PPRuNe Forums - View Single Post - BAE RAF P3 procurement feasibility report
Old 7th Mar 2013, 15:26
  #96 (permalink)  
Biggus
 
Join Date: Dec 2001
Location: The Roman Empire
Posts: 2,454
Received 73 Likes on 33 Posts
Bastardeux,

I'm afraid you're the one that's confused. The coalition was attempting to halve the national annual deficit, from £160 Bn odd a year down to something like £80 Bn a year. See the first graph in this article for recent annual deficits:

Deficit, national debt and government borrowing - how has it changed since 1946? | News | guardian.co.uk


However, even if they had achieved that, then over 5 years the national debt would have gone up by say £160Bn + £130Bn + £110Bn + £95Bn + £80 Bn. They won't even manage that, the situation is worse than planned and all the while the national debt continues to rack up:

UK National Debt - Economics Blog

It's current about £1,145 Bn and rising every year:

UK National Debt Clock - No-nonsense Guide to Britain's Debt Crisis

The coalition had no ambitions to halve the national debt, that would have been impossible!! That would require us to have annual budget surpluses and pay off some of the national debt!!

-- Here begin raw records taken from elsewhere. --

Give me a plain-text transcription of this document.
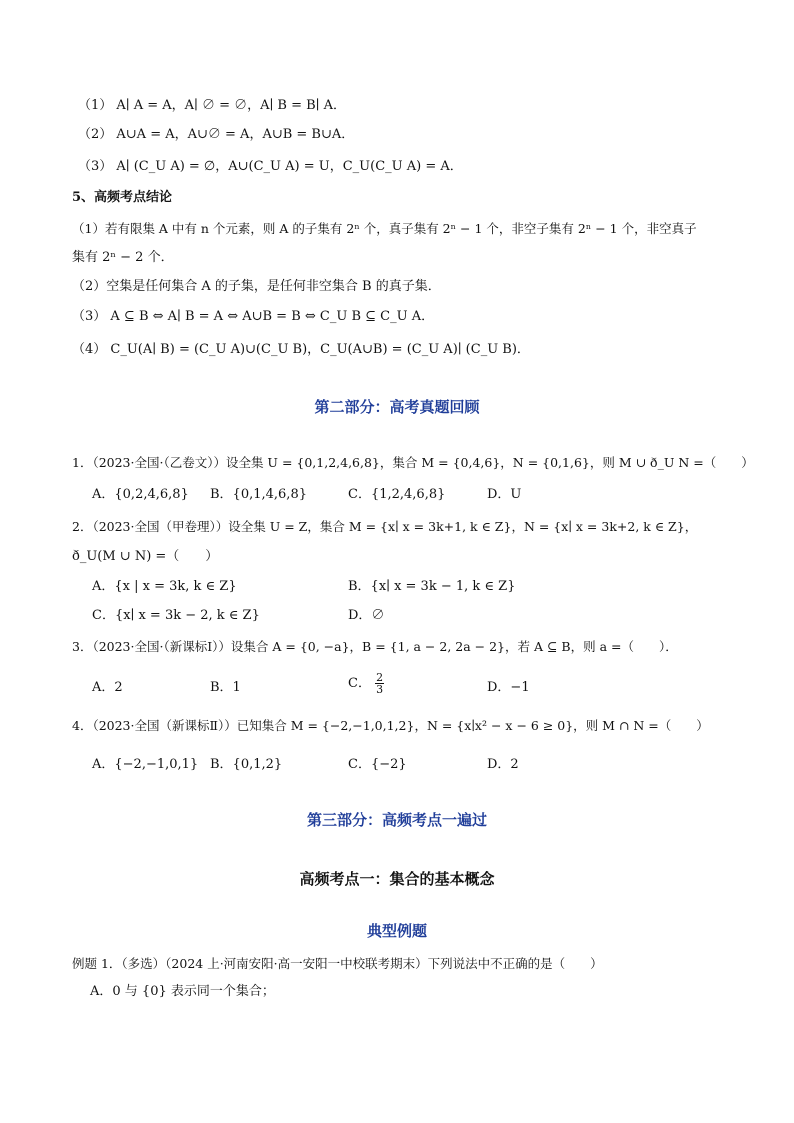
（1） A∣ A = A，A∣ ∅ = ∅，A∣ B = B∣ A．
（2） A∪A = A，A∪∅ = A，A∪B = B∪A．
（3） A∣ (C_U A) = ∅，A∪(C_U A) = U，C_U(C_U A) = A．
5、高频考点结论
（1）若有限集 A 中有 n 个元素，则 A 的子集有 2ⁿ 个，真子集有 2ⁿ − 1 个，非空子集有 2ⁿ − 1 个，非空真子
集有 2ⁿ − 2 个．
（2）空集是任何集合 A 的子集，是任何非空集合 B 的真子集．
（3） A ⊆ B ⇔ A∣ B = A ⇔ A∪B = B ⇔ C_U B ⊆ C_U A．
（4） C_U(A∣ B) = (C_U A)∪(C_U B)，C_U(A∪B) = (C_U A)∣ (C_U B)．
第二部分：高考真题回顾
1．（2023·全国·（乙卷文））设全集 U = {0,1,2,4,6,8}，集合 M = {0,4,6}，N = {0,1,6}，则 M ∪ ð_U N =（　　）
A．{0,2,4,6,8} B．{0,1,4,6,8}	C．{1,2,4,6,8}	D．U
2．（2023·全国（甲卷理））设全集 U = Z，集合 M = {x∣ x = 3k+1, k ∈ Z}，N = {x∣ x = 3k+2, k ∈ Z}，
ð_U(M ∪ N) =（　　）
A．{x | x = 3k, k ∈ Z}	B．{x∣ x = 3k − 1, k ∈ Z}
C．{x∣ x = 3k − 2, k ∈ Z}	D．∅
3．（2023·全国·（新课标Ⅰ））设集合 A = {0, −a}，B = {1, a − 2, 2a − 2}，若 A ⊆ B，则 a =（　　）．
A．2	B．1	C． $\frac{2}{3}$	D．−1
4．（2023·全国（新课标Ⅱ））已知集合 M = {−2,−1,0,1,2}，N = {x∣x² − x − 6 ≥ 0}，则 M ∩ N =（　　）
A．{−2,−1,0,1} B．{0,1,2}	C．{−2}	D．2
第三部分：高频考点一遍过
高频考点一：集合的基本概念
典型例题
例题 1．（多选）（2024 上·河南安阳·高一安阳一中校联考期末）下列说法中不正确的是（　　）
A．0 与 {0} 表示同一个集合；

With regard to the national debt, the major economic issue is what percentage of GDP it represents, most countries owe say 40% of their GDP, when that figure rises significantly markets get very twitchy, and borrowing becomes very expensive. The coalition might well have been attempting to reduce the growth of the national debt (by bringing down annual deficits), while hopefully expanding the size of the economy so that the overall debt when measured as a % of GDP decreased, even though the actual size of the debt had still increased!! However, their main stated aim was halving the annual deficit!!

Last edited by Biggus; 7th Mar 2013 at 15:27.